Pilgrim Road Blog Photo

Pilgrim Road Blog Photo

Friday, December 9, 2022

In One Day...Advent, Waiting and Bringing the Folks

“The Israelites journeyed from Rameses to Sukkoth.  There were about six hundred thousand men on foot, besides women and children.  Many other people went up with them and also large droves of livestock, both flocks and herds. With the dough the Israelites had brought from Egypt, they baked loaves of unleavened bread.”  ~ Exodus 12:37-39

“Be careful,” Jesus warned.” them. “Watch out for the yeast of the Pharisees and that of Herod.” 

~ Mark 8:15


Advent means waiting.

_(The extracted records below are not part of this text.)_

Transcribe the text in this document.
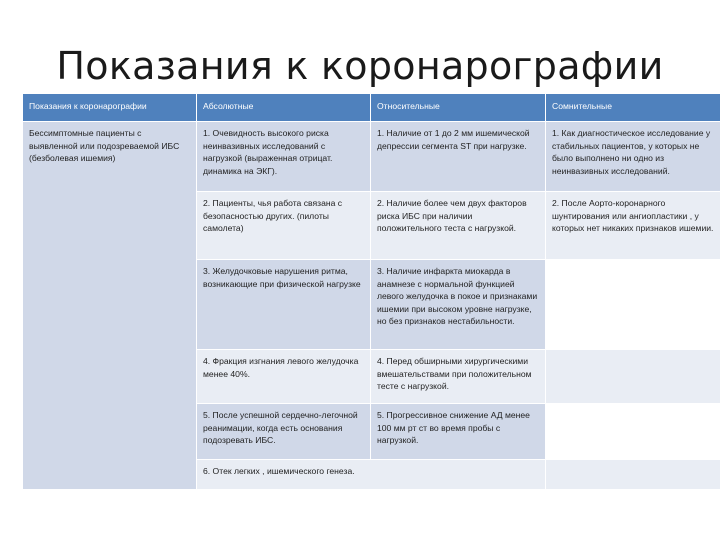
Показания к коронарографии
Показания к коронарографии	Абсолютные	Относительные	Сомнительные
Бессимптомные пациенты с выявленной или подозреваемой ИБС (безболевая ишемия)	1. Очевидность высокого риска неинвазивных исследований с нагрузкой (выраженная отрицат. динамика на ЭКГ).	1. Наличие от 1 до 2 мм ишемической депрессии сегмента ST при нагрузке.	1. Как диагностическое исследование у стабильных пациентов, у которых не было выполнено ни одно из неинвазивных исследований.
	2. Пациенты, чья работа связана с безопасностью других. (пилоты самолета)	2. Наличие более чем двух факторов риска ИБС при наличии положительного теста с нагрузкой.	2. После Аорто-коронарного шунтирования или ангиопластики , у которых нет никаких признаков ишемии.
	3. Желудочковые нарушения ритма, возникающие при физической нагрузке	3. Наличие инфаркта миокарда в анамнезе с нормальной функцией левого желудочка в покое и признаками ишемии при высоком уровне нагрузке, но без признаков нестабильности.	
	4. Фракция изгнания левого желудочка менее 40%.	4. Перед обширными хирургическими вмешательствами при положительном тесте с нагрузкой.	
	5. После успешной сердечно-легочной реанимации, когда есть основания подозревать ИБС.	5. Прогрессивное снижение АД менее 100 мм рт ст во время пробы с нагрузкой.	
	6. Отек легких , ишемического генеза.		
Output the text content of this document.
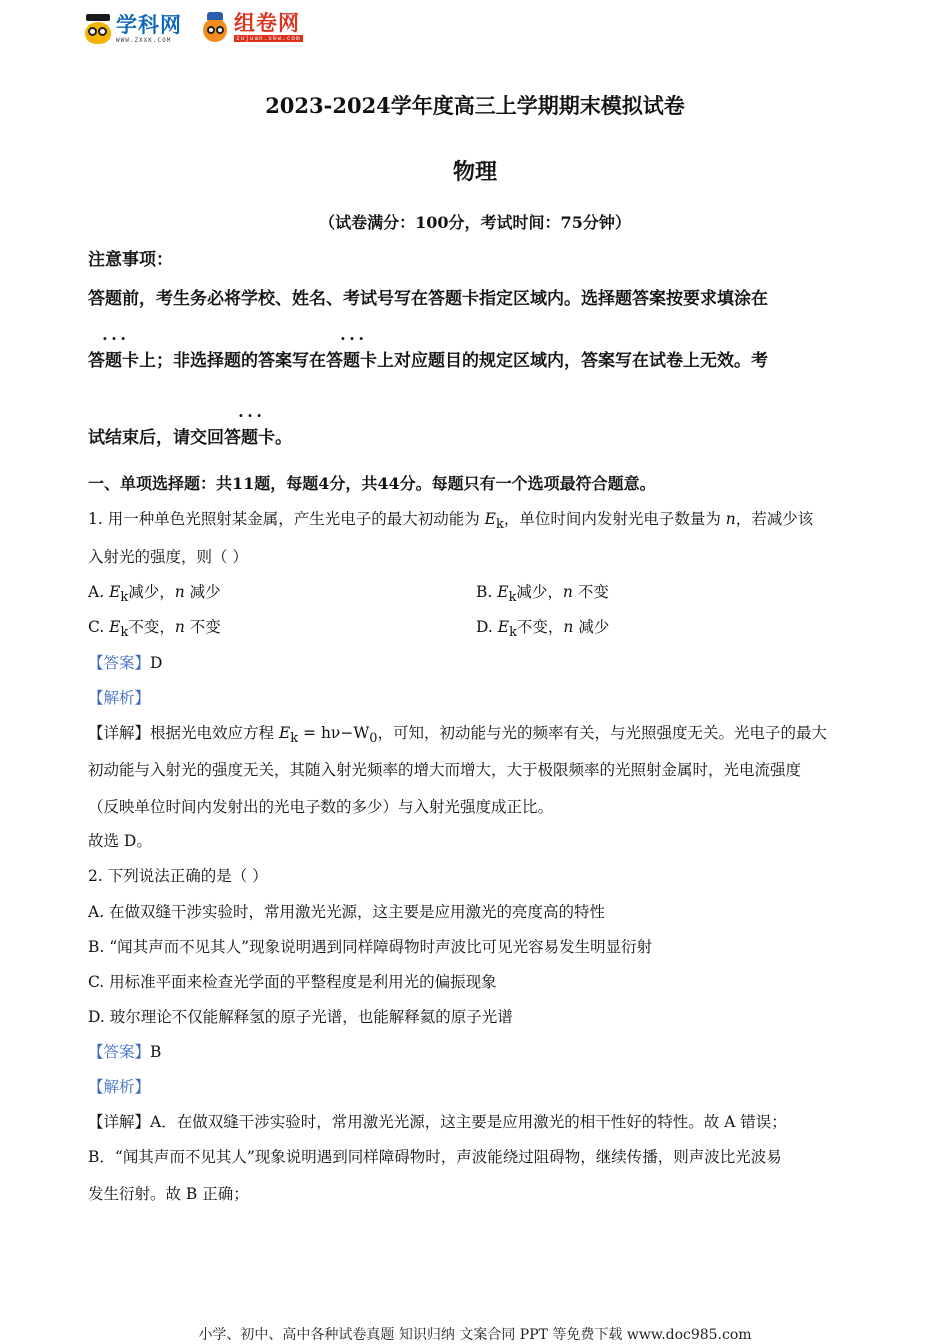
学科网
WWW.ZXXK.COM
组卷网
zujuan.xkw.com
2023-2024学年度高三上学期期末模拟试卷
物理
（试卷满分：100分，考试时间：75分钟）
注意事项：
答题前，考生务必将学校、姓名、考试号写在答题卡指定区域内。选择题答案按要求填涂在
答题卡上；非选择题的答案写在答题卡上对应题目的规定区域内，答案写在试卷上无效。考
试结束后，请交回答题卡。
一、单项选择题：共11题，每题4分，共44分。每题只有一个选项最符合题意。
1. 用一种单色光照射某金属，产生光电子的最大初动能为 $E_k$，单位时间内发射光电子数量为 n，若减少该
入射光的强度，则（ ）
A. $E_k$减少，n 减少	B. $E_k$减少，n 不变
C. $E_k$不变，n 不变	D. $E_k$不变，n 减少
【答案】D
【解析】
【详解】根据光电效应方程 $E_k = h\nu-W_0$，可知，初动能与光的频率有关，与光照强度无关。光电子的最大
初动能与入射光的强度无关，其随入射光频率的增大而增大，大于极限频率的光照射金属时，光电流强度
（反映单位时间内发射出的光电子数的多少）与入射光强度成正比。
故选 D。
2. 下列说法正确的是（ ）
A. 在做双缝干涉实验时，常用激光光源，这主要是应用激光的亮度高的特性
B. “闻其声而不见其人”现象说明遇到同样障碍物时声波比可见光容易发生明显衍射
C. 用标准平面来检查光学面的平整程度是利用光的偏振现象
D. 玻尔理论不仅能解释氢的原子光谱，也能解释氦的原子光谱
【答案】B
【解析】
【详解】A．在做双缝干涉实验时，常用激光光源，这主要是应用激光的相干性好的特性。故 A 错误；
B．“闻其声而不见其人”现象说明遇到同样障碍物时，声波能绕过阻碍物，继续传播，则声波比光波易
发生衍射。故 B 正确；
小学、初中、高中各种试卷真题 知识归纳 文案合同 PPT 等免费下载 www.doc985.com
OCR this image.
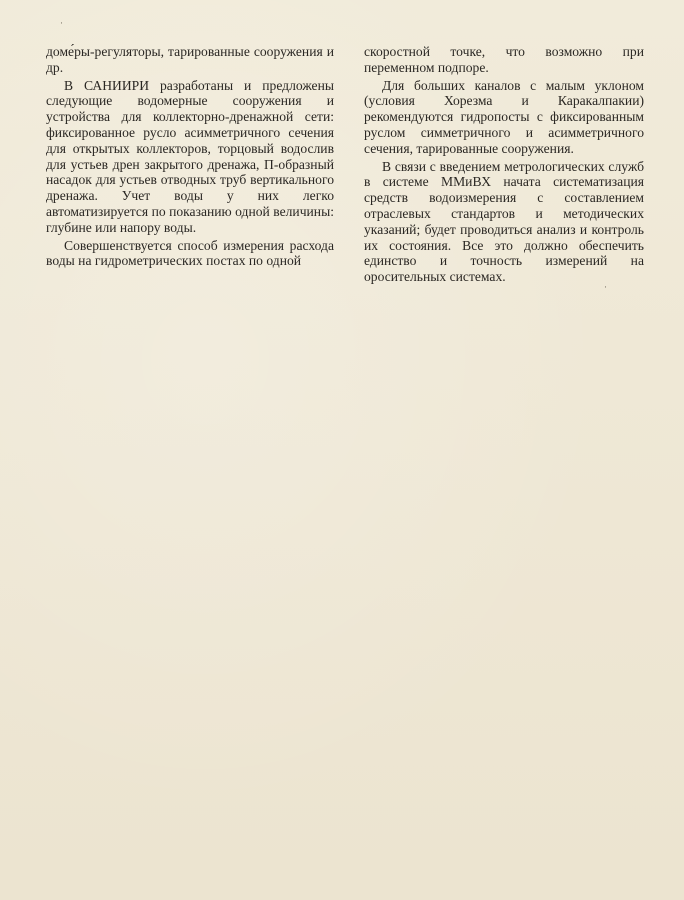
доме́ры-регуляторы, тарированные сооружения и др.

В САНИИРИ разработаны и предложены следующие водомерные сооружения и устройства для коллекторно-дренажной сети: фиксированное русло асимметричного сечения для открытых коллекторов, торцовый водослив для устьев дрен закрытого дренажа, П-образный насадок для устьев отводных труб вертикального дренажа. Учет воды у них легко автоматизируется по показанию одной величины: глубине или напору воды.

Совершенствуется способ измерения расхода воды на гидрометрических постах по одной

скоростной точке, что возможно при переменном подпоре.

Для больших каналов с малым уклоном (условия Хорезма и Каракалпакии) рекомендуются гидропосты с фиксированным руслом симметричного и асимметричного сечения, тарированные сооружения.

В связи с введением метрологических служб в системе ММиВХ начата систематизация средств водоизмерения с составлением отраслевых стандартов и методических указаний; будет проводиться анализ и контроль их состояния. Все это должно обеспечить единство и точность измерений на оросительных системах.

·
·
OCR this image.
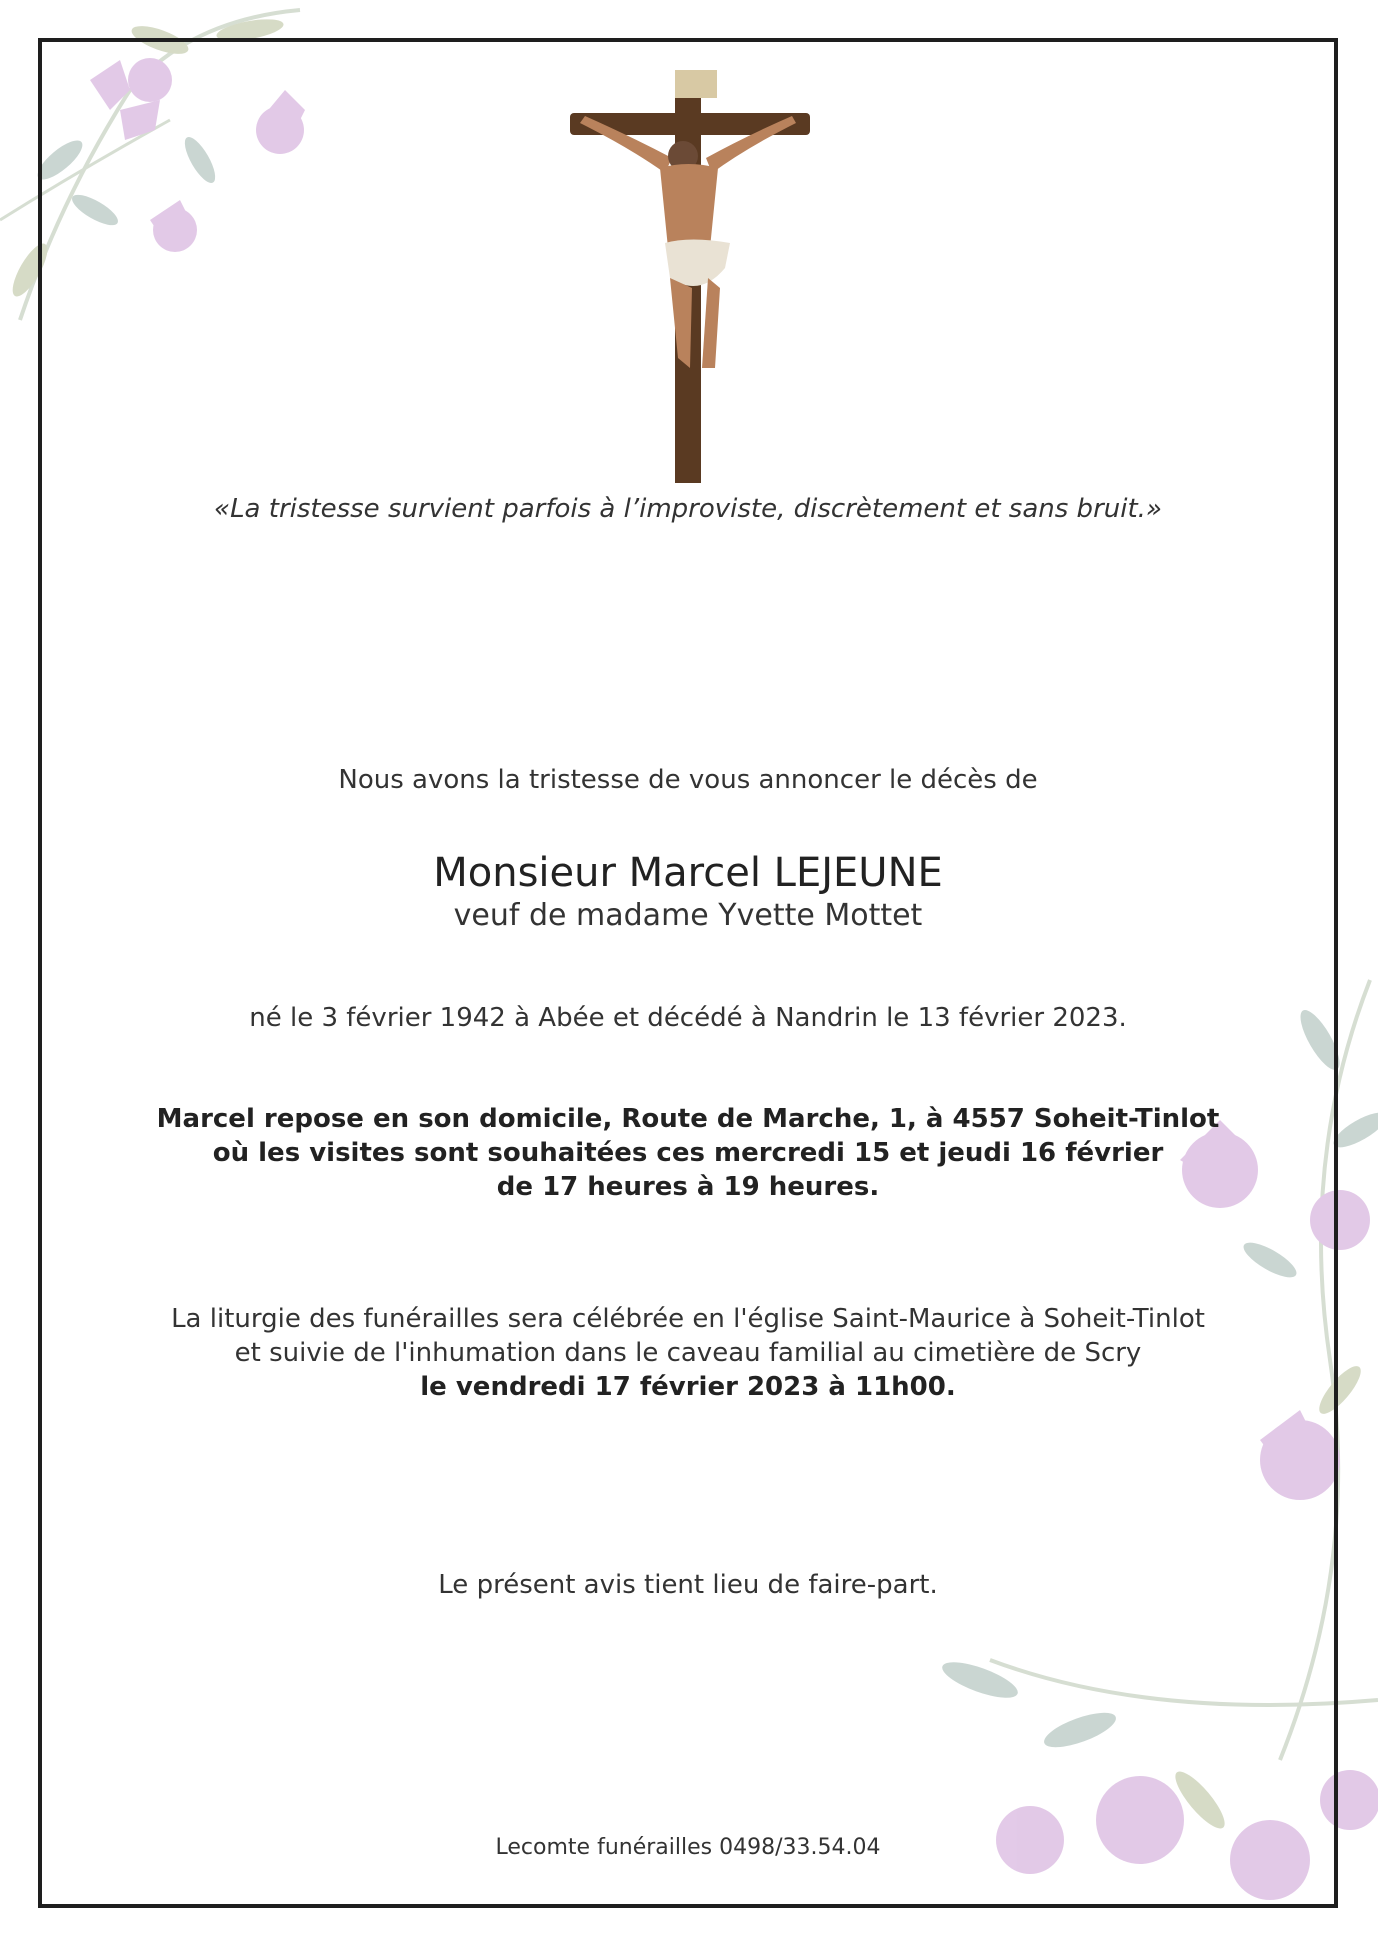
«La tristesse survient parfois à l’improviste, discrètement et sans bruit.»
Nous avons la tristesse de vous annoncer le décès de
Monsieur Marcel LEJEUNE
veuf de madame Yvette Mottet
né le 3 février 1942 à Abée et décédé à Nandrin le 13 février 2023.
Marcel repose en son domicile, Route de Marche, 1, à 4557 Soheit-Tinlot
où les visites sont souhaitées ces mercredi 15 et jeudi 16 février
de 17 heures à 19 heures.
La liturgie des funérailles sera célébrée en l'église Saint-Maurice à Soheit-Tinlot
et suivie de l'inhumation dans le caveau familial au cimetière de Scry
le vendredi 17 février 2023 à 11h00.
Le présent avis tient lieu de faire-part.
Lecomte funérailles 0498/33.54.04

Waiting is writ large all over the pages of the Great Story.  So much of the waiting in Scripture is bound up with a longing for freedom and deliverance.  God counsels His people everywhere, from the beginning, to be patient, and to believe, even when the outlook seems grim. 


But in some times and places throughout the checkered story of human history, there are peppered answered prayers and fulfilled longings so great, that they transform the world and individual hearts at the same time.  The time of patience is completed.  The time of the hoped for deliverance arrives. 


For 430 years, the Jewish people were enslaved in Egypt.  They were bent, hunched and humiliated despite the promise to their forefathers that they would be a mighty nation, blessed in a land of freedom and abundance.  And so they waited and prayed and waited and wept and waited and despaired and waited and hoped.  Until in one day, Moses walked millions of God’s people, along with “many other people who went with them”, out of the bondage of Egypt into their long awaited freedom.   430 years boiled down to one unforgettable day.  


When the prophet Malachi penned the final words of what would become the Old Testament, there would follow 400 years of silence from the Holy One of Israel.  The people of God waited and prayed for the promised Messiah who would deliver His people not only from external tyranny but from the ancient ravages of sin and spiritual darkness.  And then, in one day, Jesus Christ the promised One was born to a virgin in a dusty backwards desert town in obscurity and humility.  The Son of God altered the course of history in one day, after so much waiting.


And we know the story.  Jesus had to die and rise again for the story to reach its climax.  The Exodus from Egypt is a shadow - the deliverance of millions of God’s people along with many others who did not originally worship the God of Abraham, Isaac and Jacob.  The shadow came to life in Jesus.  Christianity started with a group of rag tag Jews who with the flame of the Holy Spirit set the world on fire.  And many Gentiles, pagans and unbelievers, went up with them.


And now, the people of God wait patiently again.  One more round of patient waiting is required.  Jesus promised He would return, this time in great glory for all to see.  He will vindicate the patient endurance of His people and bring them to the true land “flowing with milk and honey”, where they will live with Him forever, justified by faith in Jesus the Messiah.  


The Jews left Egypt carrying dough without yeast in it, having hurried out of Egypt.  Even this was a sign that would find deeper meaning when Jesus warned about the yeast of Herod, and the Pharisees – the yeast of unbelief.  Both Herod and the Pharisees rejected the Savior.  Herod refused to follow Jesus because it meant a devotion that would cramp his sin laden appetites, and the Pharisees refused because they pridefully thought they could justify themselves by adhering to works of the law.  And so they perished by both forms of unbelief, still in play in our culture today.  


As we wait for Jesus to come again, it seems to me that the people of God are most in danger of losing heart and losing hope.  The American church is shrinking, orthodox Christian doctrines are mocked, and we people of the Way are all too sleepy when we should be keeping watch.  (I love when I preach to myself…)  So I remind you of these two great moments when long stretches of endurance and waiting were followed by great joy in the fulfillment of the promise.


I pray we will rejoice in this time of Christmastide, grateful for our beautiful inheritance from the Old and New Testaments, thankful for those who patiently waited and hoped before us without shipwrecking their faith on the rocks of impatience and unbelief.  


Jesus will return.  Let’s remove the leaven of unbelief, rouse our faith in so Great a King, and pray and work so that “many others will go up with us”.  It will all happen in one day.